We dropped our jigs again.  My partner got the first strike this time and I was able to pull in my line and net his fish.  As he was getting it out of the net I dropped my jig and had another fish in seconds.


“Jesus Christ,” I said.


That’s the way it went.  At one point, as my partner was backing the boat away from the rapids for the third time, we decided to forget about putting the fish on the stringer and just leave them in the bottom of the boat.  Finally as the sun neared the horizon and fish collected at our feet, we stopped. 


“We have enough for tonight’s dinner and more,” my partner said.  “And we have to carry them back across that portage.  Let’s leave the rest of them in the lake.” 


That’s what we did.  The fish never stopped biting.  We stopped fishing.  The sun was setting when we reached our boat at the other end of the portage.  Our friends, worried at our late return, assumed one of two things when we were so late; we ran out of gas or were otherwise in trouble, or we had gotten ourselves into a serious bunch of fish.  Hearing our motor across the lake, relieved, they realized it was the latter.  When we docked at the cabin and killed the motor the sun was gone.  I’d never caught that many fish that fast in my life.  It was a good day.

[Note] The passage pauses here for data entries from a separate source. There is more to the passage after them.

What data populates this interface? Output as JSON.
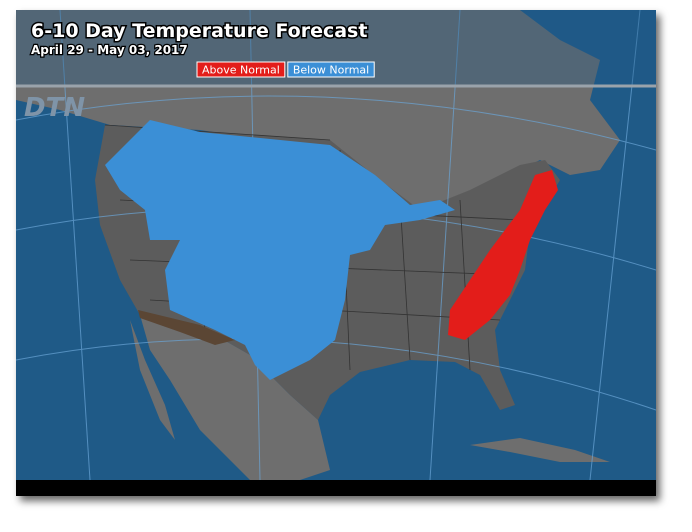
{
  "header": {
    "title": "6-10 Day Temperature Forecast",
    "subtitle": "April 29 - May 03, 2017"
  },
  "legend": {
    "items": [
      {
        "label": "Above Normal",
        "color": "#e31d1a"
      },
      {
        "label": "Below Normal",
        "color": "#3b8fd6"
      }
    ]
  },
  "logo": "DTN"
}
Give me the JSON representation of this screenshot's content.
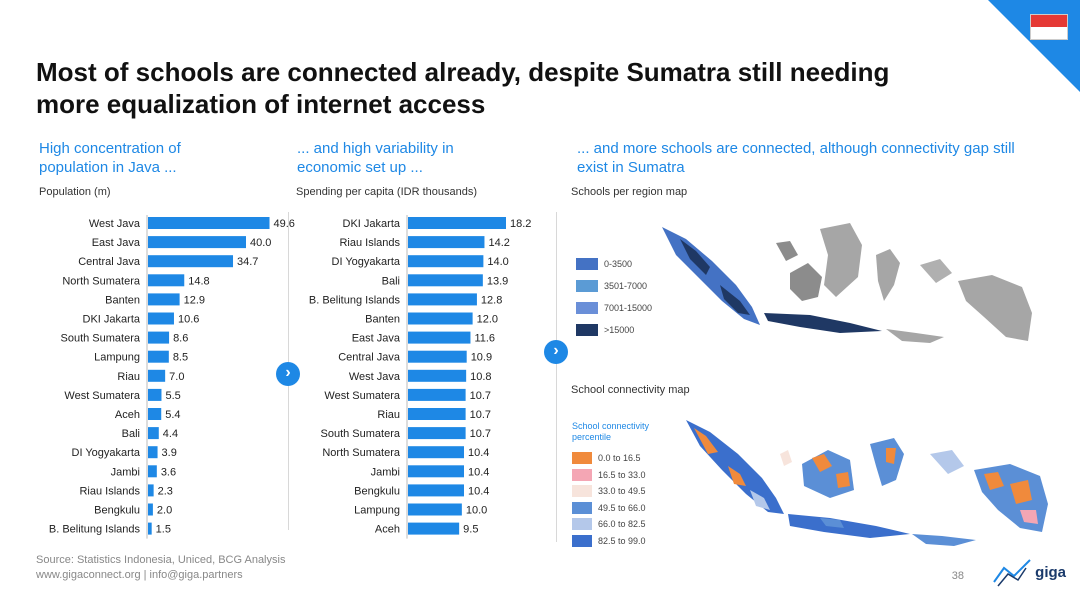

After a big fish dinner I put on bug spray and went out to the picnic table on the deck with two perhaps three fingers of Bushmills whiskey and a cigar.  I knew the moon would rise about where the sun had come up that morning.  It was very dark.  When I puffed on the cigar the end glowed red in front of my face.  It was so quiet.
You never know about the future.  You expect to come back next year but something else may be in store for you.  Life changes in unexpected ways.  After a while the sky brightened in the east and the moon glowed through the pines on the opposite shore.  When it rose above the trees a narrow white path of moonlight appeared.  It stretched clear across the water, lighting the small ripples in its path.  White light on the lake danced and sparkled all the way to the shore in front of the cabin where I sat.  The silence was broken by the far away cry of a loon.  I closed my eyes.